Similarity join, a basic operation for multi-media databases, amounts to combinations of all pairs of points, with the distance between each pair bounded by a given parameter ε In this paper, properties of index-based join algorithms are studied and a highly efficient and near-optimal similarity join algorithm is proposed. Our algorithm utilizes the Breadth-First strategy, and guides the join computation and I/O access through the cache content.

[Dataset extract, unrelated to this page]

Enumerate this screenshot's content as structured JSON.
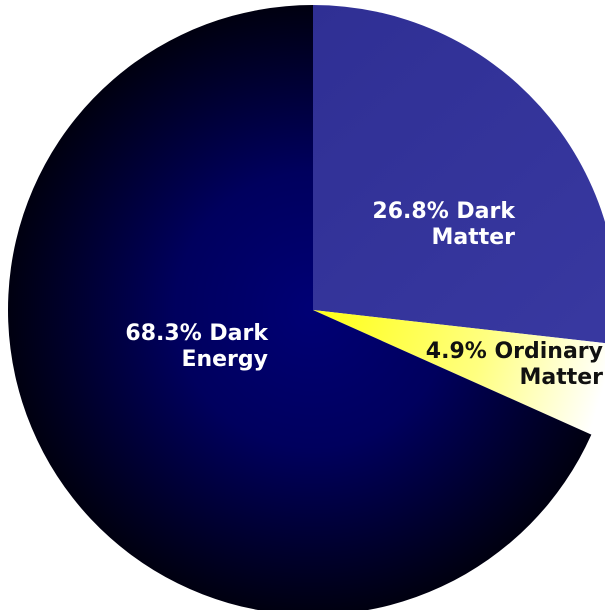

In contrast with many other proposed join algorithms, our algorithm is advantageous due to the essential independence of the ordering strategies and the minimal cache capacity requirement. As a result, a more precise plan for the sequence of join computations and I/O access can be realized. Generally, processing and accessing each page can be done with only one attempt. Qualitative and quantitative analysis of the performance of the algorithm is provided. Although only R-tree (a common index structure) based similarity join is discussed in this paper, the idea can be generalized to implement other join algorithms without substantial difficulties. Experiments based on our analysis indicate that the new algorithm yields superior performances across a wide range of dimensions and sizes of databases.